# Djokovic v. Federer



## Dionysus (Jun 8, 2010)

Djokovic INTJ vs. INFP Federer


----------



## wafflecake (Aug 30, 2010)

I'm rather disappointed Federer couldn't win this match. I would've LOVED to see Nadal all but cement his status as GOAT by beating Federer and completing the Career Grand Slam.


----------



## wafflecake (Aug 30, 2010)

And wait, how did you arrive at these types?


----------



## Dionysus (Jun 8, 2010)

that was my deduction from the match play. ya federer v nadal is classic. im actually going to root for djokovic for some reason


----------



## thor odinson (May 21, 2011)

Dionysus said:


> Djokovic INTJ vs. INFP Federer


That level requires not just hard work but talent as well. I'm pretty sure they're both SP's.

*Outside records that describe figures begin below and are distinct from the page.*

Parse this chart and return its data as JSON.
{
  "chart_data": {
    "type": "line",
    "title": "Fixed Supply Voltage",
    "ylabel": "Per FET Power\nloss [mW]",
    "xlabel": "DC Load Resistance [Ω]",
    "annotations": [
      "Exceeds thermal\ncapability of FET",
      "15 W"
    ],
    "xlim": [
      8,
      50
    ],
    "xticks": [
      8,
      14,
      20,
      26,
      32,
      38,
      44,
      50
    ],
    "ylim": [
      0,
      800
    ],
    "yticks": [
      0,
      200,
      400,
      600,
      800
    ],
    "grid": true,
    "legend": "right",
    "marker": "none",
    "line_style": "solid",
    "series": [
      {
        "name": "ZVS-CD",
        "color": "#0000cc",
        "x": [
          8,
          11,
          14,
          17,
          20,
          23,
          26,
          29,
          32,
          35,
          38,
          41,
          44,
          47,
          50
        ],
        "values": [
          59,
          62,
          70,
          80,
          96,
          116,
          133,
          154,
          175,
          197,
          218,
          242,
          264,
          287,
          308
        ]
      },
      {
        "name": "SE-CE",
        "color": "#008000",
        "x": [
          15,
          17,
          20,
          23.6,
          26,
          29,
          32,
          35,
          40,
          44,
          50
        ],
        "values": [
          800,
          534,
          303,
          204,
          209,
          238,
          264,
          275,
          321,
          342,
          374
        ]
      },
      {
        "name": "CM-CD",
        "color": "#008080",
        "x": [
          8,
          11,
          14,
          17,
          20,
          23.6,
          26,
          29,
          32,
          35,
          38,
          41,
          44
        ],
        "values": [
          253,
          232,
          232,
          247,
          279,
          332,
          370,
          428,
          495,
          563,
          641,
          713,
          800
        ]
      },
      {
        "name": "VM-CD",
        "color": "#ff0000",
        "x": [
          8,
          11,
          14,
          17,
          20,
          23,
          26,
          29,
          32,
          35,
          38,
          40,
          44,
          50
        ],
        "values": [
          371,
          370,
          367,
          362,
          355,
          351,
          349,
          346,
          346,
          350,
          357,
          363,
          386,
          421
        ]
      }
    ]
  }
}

Djokovic: ESFP because he's extraverted and very emotional, a PERFORMER straight out og David Keirsey's profile

Federer: Possibly ESFP too, seems definitely more extraverted and is also a cry baby, so I'm sure ESXP but much more F than T


----------



## Muser (Jul 17, 2011)

If we're doing it by letters:
He's notoriously low-key but appears to be very easygoing and relaxed with people. Leaning towards Introvert. He doesn't seem particularly extraverted. Extraverted tennis players would be Andy Roddick, Novak Djokovic, McEnroe, etc.
More S than N. He seems to be very much aware of things around him with great attention to facts, experiences and specifications.
Definitely more F than T. Infamous for his temper as a kid...but obviously, has managed to control it to the point where his on-court demeanour is described as cold and poker-faced.
Probably P. His wife Mirka seems to be the J of the two.

ISFP - the Artist, I'd say.


----------